Norwegen,  Oslo

Abiturienten vs. Russe

Weil es in keinen meiner beiden Beiträge so richtig reinpasst, ich es aber trotzdem sehr interessant finde, schreibe ich noch einen dritten. Hier soll es über die Russe gehen.

Russe werden die Schüler*innen bezeichnet, die sich im Abschlussjahrgang des Gymnasiums befinden. Nachdem die Schüler*innen bis zur 10. Klasse zusammen in einer Schule sind, ähnelt das norwegische Gymnasium der deutschen Fachoberschule (FOS). Hier sind die Schüler*innen drei Jahre und erhalten am Ende ihre Zulassungsbescheinigung für Universitäten und Hochschulen. Während in der 11. Klasse keine „Abschlussprüfung“ geschrieben werden muss, gibt es ab der 12. Klasse ein (für mich) sehr komplizierte Losverfahren. In der 12. Klasse muss jede*r Schüler*in in einem Fach eine Abschlussprüfung schreiben, wobei dieses eben aus allen belegten Fächern ausgelost wird. In der 13. Klasse werden vier Prüfungen geschrieben, wobei Bokmål (Norwegisch) auf alle Fälle schriftlich geschrieben wird. Bei den restlichen Fächern entscheidet wieder das Losverfahren, in welchem Fach man schreiben muss und ob man diese Prüfung schriftlich oder mündlich hat. Ehrlich gesagt kann ich immer noch nicht zu 100% unterschreiben, dass ich das Prinzip jetzt richtig verstanden und erklärt habe.

Aber zurück zum eigentlichen Thema: Anders als in Deutschland, fangen die norwegischen Russe schon vor ihren Prüfungen an zu feiern. Klingt komisch, ist es für mich als Deutsche tatsächlich auch. Wenn ich  an meine Zeit vor den Abiturprüfungen zurückdenke, kann ich mich nur an sehr viel Lernzeit erinnern ;). Cool ist auf alle Fälle, dass sich Gruppen von Russe zusammen einen Bus (meist von den vorherigen Russe) kaufen und diesen dann während der Russetid verwenden, um darin zu feiern, aber auch mit ihm zu abgemachten Partyplätzen fahren. Meine Russeschüler*innen haben mir erzählt, dass man insgesamt mit ca. 5.000€ rechnen muss, wenn man bei der Russetid mitmachen möchte. Viele von ihnen gehen nur dafür schon bereits Jahre davor zum Arbeiten.
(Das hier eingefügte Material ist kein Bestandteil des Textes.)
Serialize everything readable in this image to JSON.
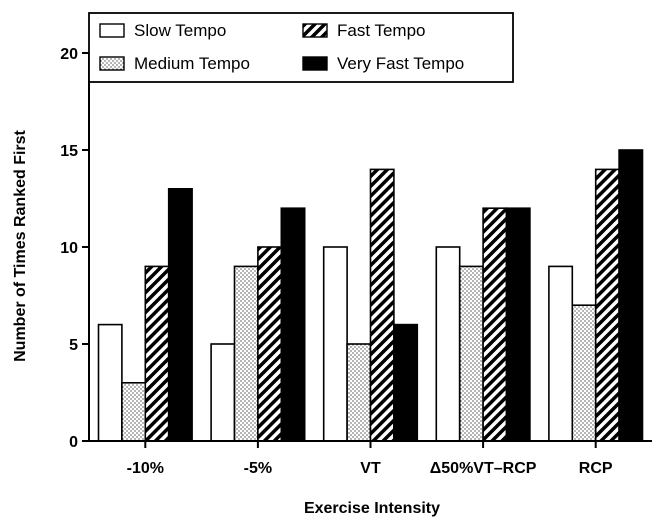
{
  "chart_data": {
    "type": "bar",
    "xlabel": "Exercise Intensity",
    "ylabel": "Number of Times Ranked First",
    "ylim": [
      0,
      20
    ],
    "yticks": [
      0,
      5,
      10,
      15,
      20
    ],
    "grid": false,
    "legend_position": "top",
    "categories": [
      "-10%",
      "-5%",
      "VT",
      "Δ50%VT–RCP",
      "RCP"
    ],
    "series": [
      {
        "name": "Slow Tempo",
        "pattern": "white",
        "values": [
          6,
          5,
          10,
          10,
          9
        ]
      },
      {
        "name": "Medium Tempo",
        "pattern": "dotted",
        "values": [
          3,
          9,
          5,
          9,
          7
        ]
      },
      {
        "name": "Fast Tempo",
        "pattern": "hatched",
        "values": [
          9,
          10,
          14,
          12,
          14
        ]
      },
      {
        "name": "Very Fast Tempo",
        "pattern": "black",
        "values": [
          13,
          12,
          6,
          12,
          15
        ]
      }
    ],
    "colors": {
      "stroke": "#000000",
      "fill_light": "#ffffff",
      "fill_dark": "#000000"
    }
  }
}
Die Russe erkennt man gut an ihren selbst gestalteten Blaumännern, die je nach Schule entweder blau oder rot sind.

Als ich mich gewundert habe, warum kleine Kinder zu Russe rennen und dann mit Karten wieder weglaufen, wurde mir erklärt, dass jeder Russe eine eigene Visitenkarte hat. Die kleineren Kinder sammeln diese wie wir früher die WM-Sticker.

Bis hierhin kann man sich vielleicht denken, schön und gut, lasst sie feiern. Naja, die Russe feiern aber nicht nur am Wochenende, sondern auch unter der Woche. Das bedeutet auch, dass viele der Russe direkt vom Feiern in die Schule kommen. Das Handelsgymnasium kommt ihnen dann so weit entgegen, dass sie zur Russetid ihre Türen schon um 7 Uhr öffnen und die Russe duschen können und ein Frühstück bekommen. Wer es um 8:15 Uhr nicht auf seinen eigenen Beinen ins Klassenzimmer (im 3. Stock) schafft, wird heim geschickt. Durch Erzählungen einiger Lehrkräfte hätte ich mir das ganze tatsächlich schlimmer vorgestellt, muss mich aber trotzdem noch an den Anblick gewöhnen, dass halbtote Russe im Pausenhof liegen und ihren Rausch ausschlafen, oder dies dann halt doch während der Unterrichtszeit machen.

Eine witzige Tradition vielleicht noch zum Abschluss. Ich musste ziemlich lachen, als ich abends vom Tanzen heimgelaufen bin und Russe gesehen habe, die den Berg zum Schloss hochgekrabbelt sind. Zuerst habe ich es dem Alkohol zugeschrieben, bis mich meine Vermieterin aufgeklärt hat. Für Russe ist das eine Tradition. Hat man die Aufgabe erfolgreich absolviert, kann man sich einen Knoten in seine Russemütze machen.

Insgesamt bin ich ziemlich zwiegespalten was das alles angeht. Einerseits finde ich es cool und denke mir „Lasst sie feiern“, andererseits finde ich es als Lehrkraft doch etwas bedenklich, wenn das alles schon vor den Prüfungen stattfindet.